Dove il fiume Adige diventava navigabile

Quando si parla di navigazione sull’Adige, l’immaginario corre alla pianura veronese. Eppure uno dei tratti più strategici del fiume si colloca molto più a nord, in Bassa Atesina. Qui, tra Bronzolo/Vadena ed Egna, l’Adige segnava già dalla fine dell’ultima era glaciale — e con maggiore evidenza a partire dall’età del Bronzo — il limite settentrionale della navigabilità stabile all’altezza dell’abitato di Birti.

Le fonti medievali e moderne collocano il centro operativo della navigazione presso l’attuale ponte di Vadena, al confine tra i comuni di Laives, Bronzolo e Vadena. A nord, la maggiore pendenza e la marcata variabilità stagionale rendevano difficile un traffico regolare. Non si trattava di una frontiera rigida, bensì di una soglia funzionale: qui si concentravano le operazioni di carico, scarico e smistamento delle merci sotto gli occhi vigili dei doganieri.

La discesa verso Verona avveniva seguendo la corrente. Le zattere — composte da tronchi provenienti dai boschi della Val d’Ega o di Fiemme, accatastati sulle diverse Reif — potevano coprire in pochi giorni il tratto fino alla pianura. In condizioni favorevoli, da Egna a Verona si impiegavano due o tre giorni. Il traffico era stagionale: le piene primaverili e autunnali facilitavano il trasporto, mentre in estate inoltrata o in inverno il livello poteva risultare insufficiente o troppo rischioso.

La risalita era più complessa. I barconi o burchi destinati al viaggio di ritorno venivano trainati da riva tramite funi, con uomini o animali lungo appositi sentieri d’alzaia (Etschdamm, da cui il termine dialettale Domm de l’Ades). I tempi si dilatavano sensibilmente: ciò che in discesa richiedeva pochi giorni poteva richiedere settimane in risalita. Non sorprende che le zattere fossero concepite per un solo viaggio: giunte a valle, venivano smontate e il legname venduto.

Il legname era infatti la merce dominante nel traffico nord-sud. Dalle valli alpine scendevano tronchi di abete e larice destinati all’edilizia, alla cantieristica fluviale e marittima, nonché alla produzione di travature e palificate per la pianura padana e l’area veneziana. Insieme al legname viaggiavano anche carbone di legna, pece, calce, pietre da costruzione e, in alcuni periodi, minerali provenienti dall’arco alpino.

Ma, come detto, il fiume non era unidirezionale. Da sud risalivano vino veronese, olio gardesano, sale, spezie e derrate coloniali giunte dai porti adriatici, oltre a tessuti, manufatti metallici e prodotti artigianali destinati ai mercati d’oltre Brennero. L’Adige funzionava dunque come un corridoio commerciale bidirezionale, capace di integrare economie complementari e di collegare stabilmente Mediterraneo ed Europa centrale.

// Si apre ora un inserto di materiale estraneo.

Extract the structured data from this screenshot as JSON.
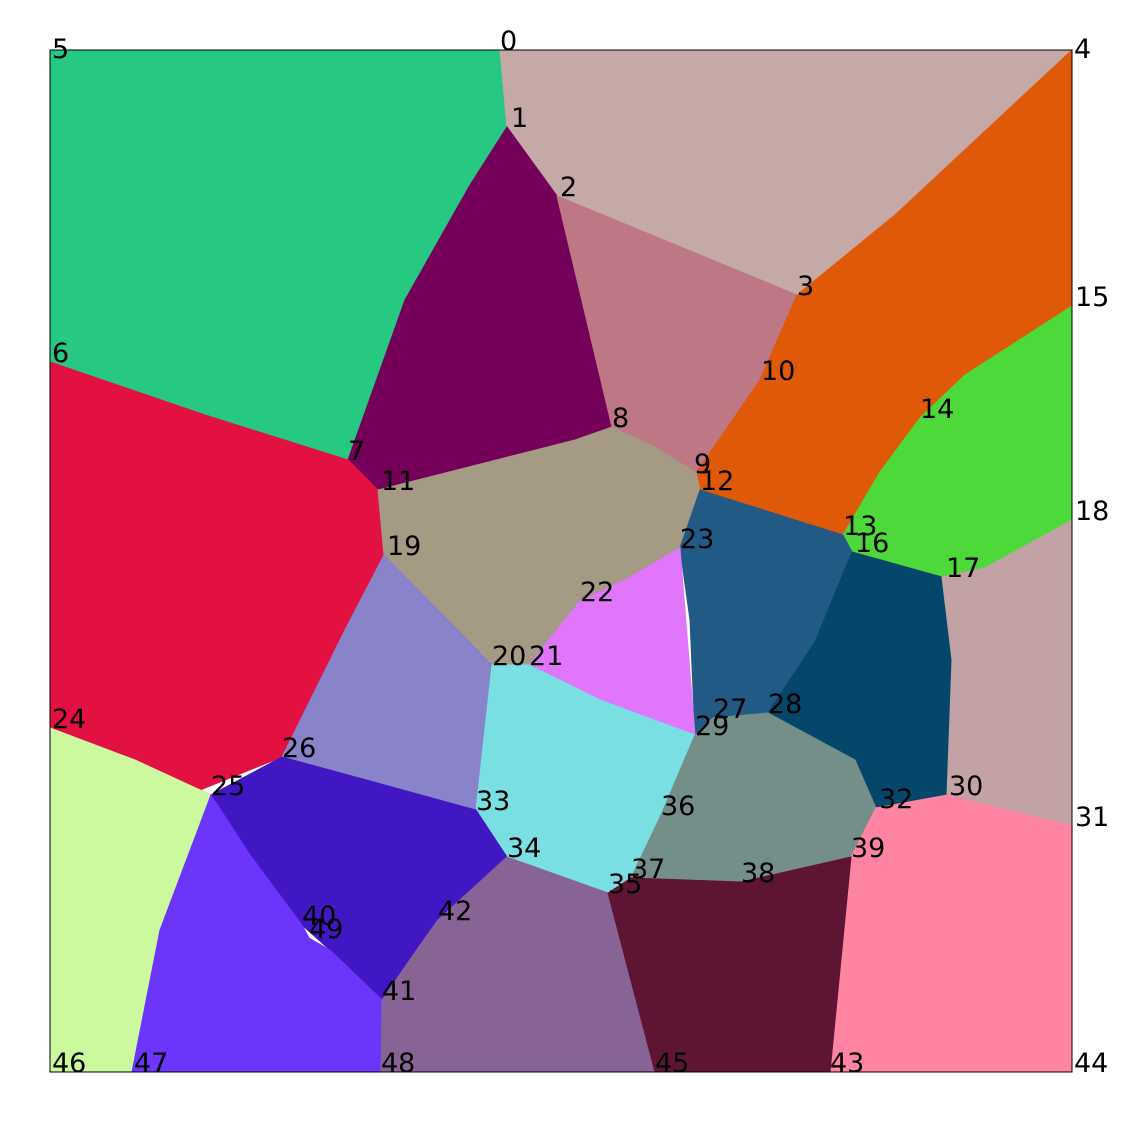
{
  "regions": [
    {
      "name": "region-top-left",
      "color": "#26C882"
    },
    {
      "name": "region-top-center",
      "color": "#C5A9A6"
    },
    {
      "name": "region-purple-wedge",
      "color": "#750059"
    },
    {
      "name": "region-mauve",
      "color": "#BD7785"
    },
    {
      "name": "region-orange",
      "color": "#E05908"
    },
    {
      "name": "region-green",
      "color": "#4ED93B"
    },
    {
      "name": "region-red",
      "color": "#E31042"
    },
    {
      "name": "region-taupe",
      "color": "#A59A83"
    },
    {
      "name": "region-steel-blue",
      "color": "#225A86"
    },
    {
      "name": "region-dark-teal",
      "color": "#05476A"
    },
    {
      "name": "region-right-pink-gray",
      "color": "#C2A2A4"
    },
    {
      "name": "region-magenta",
      "color": "#DF76FC"
    },
    {
      "name": "region-periwinkle",
      "color": "#8984C9"
    },
    {
      "name": "region-cyan",
      "color": "#7ADFE2"
    },
    {
      "name": "region-gray-green",
      "color": "#748F89"
    },
    {
      "name": "region-pink",
      "color": "#FF84A1"
    },
    {
      "name": "region-light-green",
      "color": "#CCF89E"
    },
    {
      "name": "region-indigo",
      "color": "#4117C3"
    },
    {
      "name": "region-violet",
      "color": "#6B35FB"
    },
    {
      "name": "region-muted-purple",
      "color": "#886496"
    },
    {
      "name": "region-maroon",
      "color": "#5E1433"
    }
  ],
  "vertices": [
    {
      "id": "0",
      "label": "0"
    },
    {
      "id": "1",
      "label": "1"
    },
    {
      "id": "2",
      "label": "2"
    },
    {
      "id": "3",
      "label": "3"
    },
    {
      "id": "4",
      "label": "4"
    },
    {
      "id": "5",
      "label": "5"
    },
    {
      "id": "6",
      "label": "6"
    },
    {
      "id": "7",
      "label": "7"
    },
    {
      "id": "8",
      "label": "8"
    },
    {
      "id": "9",
      "label": "9"
    },
    {
      "id": "10",
      "label": "10"
    },
    {
      "id": "11",
      "label": "11"
    },
    {
      "id": "12",
      "label": "12"
    },
    {
      "id": "13",
      "label": "13"
    },
    {
      "id": "14",
      "label": "14"
    },
    {
      "id": "15",
      "label": "15"
    },
    {
      "id": "16",
      "label": "16"
    },
    {
      "id": "17",
      "label": "17"
    },
    {
      "id": "18",
      "label": "18"
    },
    {
      "id": "19",
      "label": "19"
    },
    {
      "id": "20",
      "label": "20"
    },
    {
      "id": "21",
      "label": "21"
    },
    {
      "id": "22",
      "label": "22"
    },
    {
      "id": "23",
      "label": "23"
    },
    {
      "id": "24",
      "label": "24"
    },
    {
      "id": "25",
      "label": "25"
    },
    {
      "id": "26",
      "label": "26"
    },
    {
      "id": "27",
      "label": "27"
    },
    {
      "id": "28",
      "label": "28"
    },
    {
      "id": "29",
      "label": "29"
    },
    {
      "id": "30",
      "label": "30"
    },
    {
      "id": "31",
      "label": "31"
    },
    {
      "id": "32",
      "label": "32"
    },
    {
      "id": "33",
      "label": "33"
    },
    {
      "id": "34",
      "label": "34"
    },
    {
      "id": "35",
      "label": "35"
    },
    {
      "id": "36",
      "label": "36"
    },
    {
      "id": "37",
      "label": "37"
    },
    {
      "id": "38",
      "label": "38"
    },
    {
      "id": "39",
      "label": "39"
    },
    {
      "id": "40",
      "label": "40"
    },
    {
      "id": "41",
      "label": "41"
    },
    {
      "id": "42",
      "label": "42"
    },
    {
      "id": "43",
      "label": "43"
    },
    {
      "id": "44",
      "label": "44"
    },
    {
      "id": "45",
      "label": "45"
    },
    {
      "id": "46",
      "label": "46"
    },
    {
      "id": "47",
      "label": "47"
    },
    {
      "id": "48",
      "label": "48"
    },
    {
      "id": "49",
      "label": "49"
    }
  ]
}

In questo sistema, Vadena ed Egna svolgevano un ruolo chiave. L’area controllava il punto di raccordo tra traffico terrestre e fluviale, configurandosi come nodo logistico di primaria importanza. Non è casuale che già l’insediamento protostorico di Vadena, di cui conosciamo soprattutto la straordinaria necropoli, sorgesse in posizione dominante sul fondovalle.

Più a sud, Egna divenne nel pieno Medioevo un centro mercantile dotato di porto e di funzioni doganali. Documenti attestano la riscossione di dazi legati ai traffici fluviali: il controllo del fiume significava controllo fiscale.

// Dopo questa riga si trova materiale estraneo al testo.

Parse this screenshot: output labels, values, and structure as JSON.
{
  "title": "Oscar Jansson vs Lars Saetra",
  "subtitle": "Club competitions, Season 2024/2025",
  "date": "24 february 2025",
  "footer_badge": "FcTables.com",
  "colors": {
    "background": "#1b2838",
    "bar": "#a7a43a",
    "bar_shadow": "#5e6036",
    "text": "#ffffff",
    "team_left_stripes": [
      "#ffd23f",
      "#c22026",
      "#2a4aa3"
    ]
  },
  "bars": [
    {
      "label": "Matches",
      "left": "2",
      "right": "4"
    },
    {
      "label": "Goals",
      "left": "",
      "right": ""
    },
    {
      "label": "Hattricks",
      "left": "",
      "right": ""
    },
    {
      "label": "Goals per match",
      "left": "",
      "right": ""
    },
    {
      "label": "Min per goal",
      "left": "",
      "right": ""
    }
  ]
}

Tra questi poli si colloca anche Laives. La comunità locale deteneva il monopolio sui trasporti terrestri tra il porto e i mercati di Bolzano. Le merci che giungevano via fiume a Vadena — legname, vino, sale, derrate — venivano caricate su carri e affidate ai trasportatori locali per l’ultimo tratto verso Bolzano, centro mercantile di primaria importanza nell’area alpina.

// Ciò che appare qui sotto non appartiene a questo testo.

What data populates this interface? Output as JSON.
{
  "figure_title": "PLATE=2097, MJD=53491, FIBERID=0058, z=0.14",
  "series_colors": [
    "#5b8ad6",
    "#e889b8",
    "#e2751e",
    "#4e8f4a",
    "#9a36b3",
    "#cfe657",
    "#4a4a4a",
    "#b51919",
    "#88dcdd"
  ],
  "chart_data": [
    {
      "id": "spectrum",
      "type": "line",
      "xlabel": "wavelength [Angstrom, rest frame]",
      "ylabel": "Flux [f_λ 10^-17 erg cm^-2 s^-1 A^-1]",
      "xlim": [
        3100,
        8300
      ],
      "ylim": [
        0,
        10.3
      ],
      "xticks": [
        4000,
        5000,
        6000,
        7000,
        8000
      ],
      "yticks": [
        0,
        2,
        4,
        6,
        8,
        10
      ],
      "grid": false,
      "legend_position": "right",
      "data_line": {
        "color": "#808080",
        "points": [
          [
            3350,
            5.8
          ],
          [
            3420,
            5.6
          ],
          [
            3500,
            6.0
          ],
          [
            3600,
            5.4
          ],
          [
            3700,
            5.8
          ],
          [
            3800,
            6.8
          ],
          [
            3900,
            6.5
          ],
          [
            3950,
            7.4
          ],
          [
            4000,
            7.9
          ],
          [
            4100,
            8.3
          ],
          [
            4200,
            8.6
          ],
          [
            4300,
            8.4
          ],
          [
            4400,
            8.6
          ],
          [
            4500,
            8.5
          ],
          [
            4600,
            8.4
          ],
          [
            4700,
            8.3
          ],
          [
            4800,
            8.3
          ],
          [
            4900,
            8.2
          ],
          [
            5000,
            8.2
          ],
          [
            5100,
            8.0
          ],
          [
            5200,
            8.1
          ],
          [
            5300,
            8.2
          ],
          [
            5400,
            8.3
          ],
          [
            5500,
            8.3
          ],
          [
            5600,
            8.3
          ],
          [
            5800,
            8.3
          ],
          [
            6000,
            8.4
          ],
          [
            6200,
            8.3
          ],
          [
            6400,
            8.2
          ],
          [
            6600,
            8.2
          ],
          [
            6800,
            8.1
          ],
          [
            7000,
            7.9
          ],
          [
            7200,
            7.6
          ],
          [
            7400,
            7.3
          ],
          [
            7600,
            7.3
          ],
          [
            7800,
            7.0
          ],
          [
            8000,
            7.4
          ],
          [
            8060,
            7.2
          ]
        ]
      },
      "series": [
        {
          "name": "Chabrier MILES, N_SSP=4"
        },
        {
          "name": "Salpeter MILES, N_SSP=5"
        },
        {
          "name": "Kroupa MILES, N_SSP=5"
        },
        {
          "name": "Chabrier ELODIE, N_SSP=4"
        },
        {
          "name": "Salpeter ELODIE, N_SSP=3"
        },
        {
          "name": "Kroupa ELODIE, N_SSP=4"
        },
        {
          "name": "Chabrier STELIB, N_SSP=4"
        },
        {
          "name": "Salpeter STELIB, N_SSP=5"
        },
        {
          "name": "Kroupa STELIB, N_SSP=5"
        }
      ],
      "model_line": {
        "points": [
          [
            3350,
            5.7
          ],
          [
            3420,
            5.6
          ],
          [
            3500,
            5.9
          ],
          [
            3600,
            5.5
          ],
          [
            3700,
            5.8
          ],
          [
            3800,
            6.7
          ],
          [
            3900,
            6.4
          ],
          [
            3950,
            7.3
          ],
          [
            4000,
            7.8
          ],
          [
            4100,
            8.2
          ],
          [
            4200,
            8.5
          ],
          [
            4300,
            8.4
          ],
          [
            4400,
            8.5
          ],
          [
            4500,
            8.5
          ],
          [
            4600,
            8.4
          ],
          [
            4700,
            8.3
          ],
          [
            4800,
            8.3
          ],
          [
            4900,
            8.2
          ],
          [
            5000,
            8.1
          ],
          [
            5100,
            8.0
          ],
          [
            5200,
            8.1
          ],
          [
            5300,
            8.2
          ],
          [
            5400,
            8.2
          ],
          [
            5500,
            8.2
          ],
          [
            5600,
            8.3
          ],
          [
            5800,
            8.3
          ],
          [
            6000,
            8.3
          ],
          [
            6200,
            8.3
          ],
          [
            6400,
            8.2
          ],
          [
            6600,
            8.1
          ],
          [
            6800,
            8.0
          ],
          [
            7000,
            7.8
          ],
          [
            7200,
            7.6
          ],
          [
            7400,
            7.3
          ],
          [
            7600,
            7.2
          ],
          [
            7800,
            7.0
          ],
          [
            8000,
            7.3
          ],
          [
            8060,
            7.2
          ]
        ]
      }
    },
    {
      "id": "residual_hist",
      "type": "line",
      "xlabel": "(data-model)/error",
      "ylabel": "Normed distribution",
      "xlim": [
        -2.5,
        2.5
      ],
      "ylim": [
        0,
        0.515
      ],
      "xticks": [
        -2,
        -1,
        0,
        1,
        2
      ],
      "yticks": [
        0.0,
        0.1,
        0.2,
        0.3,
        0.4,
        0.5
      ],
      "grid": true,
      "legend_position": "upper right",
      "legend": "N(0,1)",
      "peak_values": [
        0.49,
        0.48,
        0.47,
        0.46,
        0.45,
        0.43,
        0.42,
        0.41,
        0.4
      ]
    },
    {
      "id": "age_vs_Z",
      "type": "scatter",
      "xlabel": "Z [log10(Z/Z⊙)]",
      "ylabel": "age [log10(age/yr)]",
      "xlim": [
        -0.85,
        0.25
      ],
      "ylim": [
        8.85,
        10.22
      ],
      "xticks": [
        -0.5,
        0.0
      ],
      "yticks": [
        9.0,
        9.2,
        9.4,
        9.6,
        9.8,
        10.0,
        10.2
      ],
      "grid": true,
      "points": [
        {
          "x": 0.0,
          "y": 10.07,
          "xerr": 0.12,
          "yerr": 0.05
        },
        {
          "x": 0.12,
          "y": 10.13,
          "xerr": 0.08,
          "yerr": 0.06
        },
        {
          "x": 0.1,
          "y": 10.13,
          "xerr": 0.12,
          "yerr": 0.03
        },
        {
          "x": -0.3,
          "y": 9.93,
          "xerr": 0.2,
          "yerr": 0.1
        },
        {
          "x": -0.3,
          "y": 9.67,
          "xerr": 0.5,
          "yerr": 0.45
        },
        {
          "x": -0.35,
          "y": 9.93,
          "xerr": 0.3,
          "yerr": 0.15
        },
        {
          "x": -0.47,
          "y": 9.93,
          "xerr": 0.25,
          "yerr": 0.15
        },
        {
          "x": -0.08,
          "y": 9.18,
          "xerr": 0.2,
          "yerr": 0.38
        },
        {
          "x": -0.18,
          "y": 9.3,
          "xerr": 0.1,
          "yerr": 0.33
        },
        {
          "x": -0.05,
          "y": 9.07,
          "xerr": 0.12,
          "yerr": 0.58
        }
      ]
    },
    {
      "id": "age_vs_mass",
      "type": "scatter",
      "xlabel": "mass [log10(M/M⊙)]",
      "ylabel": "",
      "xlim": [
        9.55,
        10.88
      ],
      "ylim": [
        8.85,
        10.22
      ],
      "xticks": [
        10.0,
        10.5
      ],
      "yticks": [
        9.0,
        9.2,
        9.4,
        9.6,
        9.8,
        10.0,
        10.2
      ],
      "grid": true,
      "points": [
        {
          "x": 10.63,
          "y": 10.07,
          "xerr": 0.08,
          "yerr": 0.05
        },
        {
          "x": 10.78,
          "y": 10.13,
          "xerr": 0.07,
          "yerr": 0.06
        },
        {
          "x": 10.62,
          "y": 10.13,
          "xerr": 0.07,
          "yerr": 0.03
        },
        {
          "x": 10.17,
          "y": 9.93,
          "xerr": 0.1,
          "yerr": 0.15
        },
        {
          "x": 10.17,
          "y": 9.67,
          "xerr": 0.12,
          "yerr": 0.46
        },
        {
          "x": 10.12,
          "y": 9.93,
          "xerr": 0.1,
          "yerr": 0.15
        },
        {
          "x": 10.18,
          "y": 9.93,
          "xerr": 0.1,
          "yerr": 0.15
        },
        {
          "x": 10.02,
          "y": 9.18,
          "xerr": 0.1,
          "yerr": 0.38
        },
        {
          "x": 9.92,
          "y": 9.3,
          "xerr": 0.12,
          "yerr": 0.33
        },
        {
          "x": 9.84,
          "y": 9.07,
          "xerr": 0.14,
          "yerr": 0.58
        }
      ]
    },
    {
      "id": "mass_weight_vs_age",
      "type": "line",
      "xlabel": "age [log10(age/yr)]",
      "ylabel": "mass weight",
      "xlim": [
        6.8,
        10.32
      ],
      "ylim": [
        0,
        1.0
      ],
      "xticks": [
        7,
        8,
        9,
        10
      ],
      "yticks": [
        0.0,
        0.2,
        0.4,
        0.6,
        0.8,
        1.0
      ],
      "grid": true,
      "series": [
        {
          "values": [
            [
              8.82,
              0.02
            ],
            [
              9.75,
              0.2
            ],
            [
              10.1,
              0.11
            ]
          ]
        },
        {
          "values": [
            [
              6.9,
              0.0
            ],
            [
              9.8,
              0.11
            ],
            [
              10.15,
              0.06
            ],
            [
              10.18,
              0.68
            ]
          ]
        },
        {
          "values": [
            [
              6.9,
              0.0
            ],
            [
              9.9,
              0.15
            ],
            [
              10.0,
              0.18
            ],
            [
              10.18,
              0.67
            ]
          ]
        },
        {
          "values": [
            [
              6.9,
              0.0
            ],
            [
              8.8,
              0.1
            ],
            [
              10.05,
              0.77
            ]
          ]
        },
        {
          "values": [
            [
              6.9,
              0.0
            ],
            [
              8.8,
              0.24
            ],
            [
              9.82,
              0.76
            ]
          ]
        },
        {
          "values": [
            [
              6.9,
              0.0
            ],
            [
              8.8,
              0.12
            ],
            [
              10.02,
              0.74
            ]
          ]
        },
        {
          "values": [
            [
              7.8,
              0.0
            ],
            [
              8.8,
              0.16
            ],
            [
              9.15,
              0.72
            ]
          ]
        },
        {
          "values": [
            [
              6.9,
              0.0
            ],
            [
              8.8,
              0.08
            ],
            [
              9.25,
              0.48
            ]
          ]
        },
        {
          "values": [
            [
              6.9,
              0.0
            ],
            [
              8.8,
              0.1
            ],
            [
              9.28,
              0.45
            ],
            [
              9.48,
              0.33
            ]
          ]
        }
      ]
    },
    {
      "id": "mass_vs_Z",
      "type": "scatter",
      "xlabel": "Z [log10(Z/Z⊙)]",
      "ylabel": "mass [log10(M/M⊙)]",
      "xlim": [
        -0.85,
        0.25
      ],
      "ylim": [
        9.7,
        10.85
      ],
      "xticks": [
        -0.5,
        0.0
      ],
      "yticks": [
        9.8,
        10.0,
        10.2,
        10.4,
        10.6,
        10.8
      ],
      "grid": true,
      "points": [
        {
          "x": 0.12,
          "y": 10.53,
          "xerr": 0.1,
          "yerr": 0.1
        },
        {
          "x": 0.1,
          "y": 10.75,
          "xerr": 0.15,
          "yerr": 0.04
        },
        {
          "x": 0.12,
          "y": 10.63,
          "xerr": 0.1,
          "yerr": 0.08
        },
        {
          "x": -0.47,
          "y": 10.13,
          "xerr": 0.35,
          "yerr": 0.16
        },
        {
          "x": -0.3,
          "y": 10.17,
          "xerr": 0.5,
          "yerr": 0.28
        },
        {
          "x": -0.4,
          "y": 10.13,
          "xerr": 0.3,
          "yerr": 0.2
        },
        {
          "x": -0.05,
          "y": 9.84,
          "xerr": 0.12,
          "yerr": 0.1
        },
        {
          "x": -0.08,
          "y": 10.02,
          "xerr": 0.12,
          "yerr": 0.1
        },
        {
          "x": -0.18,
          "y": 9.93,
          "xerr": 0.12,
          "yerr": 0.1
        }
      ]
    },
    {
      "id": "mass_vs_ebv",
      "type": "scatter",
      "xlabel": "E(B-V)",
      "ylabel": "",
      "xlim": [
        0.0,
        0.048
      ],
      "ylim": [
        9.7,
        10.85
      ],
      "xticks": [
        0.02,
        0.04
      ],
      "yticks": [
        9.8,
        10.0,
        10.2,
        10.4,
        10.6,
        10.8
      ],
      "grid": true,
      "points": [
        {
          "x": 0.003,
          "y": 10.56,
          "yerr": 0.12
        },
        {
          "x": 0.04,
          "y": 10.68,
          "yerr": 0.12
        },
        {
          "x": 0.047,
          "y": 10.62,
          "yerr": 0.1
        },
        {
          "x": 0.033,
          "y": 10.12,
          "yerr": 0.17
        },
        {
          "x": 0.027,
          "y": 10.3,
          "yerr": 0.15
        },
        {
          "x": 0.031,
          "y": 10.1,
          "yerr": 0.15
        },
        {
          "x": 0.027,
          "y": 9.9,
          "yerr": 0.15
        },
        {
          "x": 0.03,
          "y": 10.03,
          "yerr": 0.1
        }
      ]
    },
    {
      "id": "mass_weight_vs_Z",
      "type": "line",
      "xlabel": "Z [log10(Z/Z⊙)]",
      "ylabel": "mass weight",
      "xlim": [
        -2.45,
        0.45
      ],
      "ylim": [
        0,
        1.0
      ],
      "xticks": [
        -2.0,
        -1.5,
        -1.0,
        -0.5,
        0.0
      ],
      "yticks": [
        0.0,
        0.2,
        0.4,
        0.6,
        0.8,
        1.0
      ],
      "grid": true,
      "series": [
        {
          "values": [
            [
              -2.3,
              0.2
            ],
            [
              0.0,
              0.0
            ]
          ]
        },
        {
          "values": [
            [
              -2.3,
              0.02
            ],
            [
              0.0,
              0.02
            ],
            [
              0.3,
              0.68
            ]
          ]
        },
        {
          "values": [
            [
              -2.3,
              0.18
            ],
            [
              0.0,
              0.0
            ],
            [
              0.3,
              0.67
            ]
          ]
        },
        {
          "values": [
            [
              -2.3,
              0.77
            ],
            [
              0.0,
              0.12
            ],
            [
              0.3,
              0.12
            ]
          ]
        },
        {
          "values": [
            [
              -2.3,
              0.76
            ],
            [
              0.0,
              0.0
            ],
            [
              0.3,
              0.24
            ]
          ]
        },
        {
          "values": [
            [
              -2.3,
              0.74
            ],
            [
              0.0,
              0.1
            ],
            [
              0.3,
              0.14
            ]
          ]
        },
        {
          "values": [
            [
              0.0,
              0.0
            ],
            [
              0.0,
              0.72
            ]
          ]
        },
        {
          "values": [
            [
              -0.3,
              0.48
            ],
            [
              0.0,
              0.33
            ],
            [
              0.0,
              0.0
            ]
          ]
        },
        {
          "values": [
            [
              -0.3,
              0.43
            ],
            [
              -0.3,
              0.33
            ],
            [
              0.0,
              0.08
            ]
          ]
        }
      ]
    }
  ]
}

La Bassa Atesina non fu dunque una periferia marginale, bensì una soglia dinamica: il luogo in cui l’Adige diventava realmente navigabile e dove si organizzava l’incontro – anche culturale – tra mondo alpino e pianura padana. Un sistema portuale senza monumentalità, certo, ma essenziale per collegare nord e sud d’Europa per molti secoli.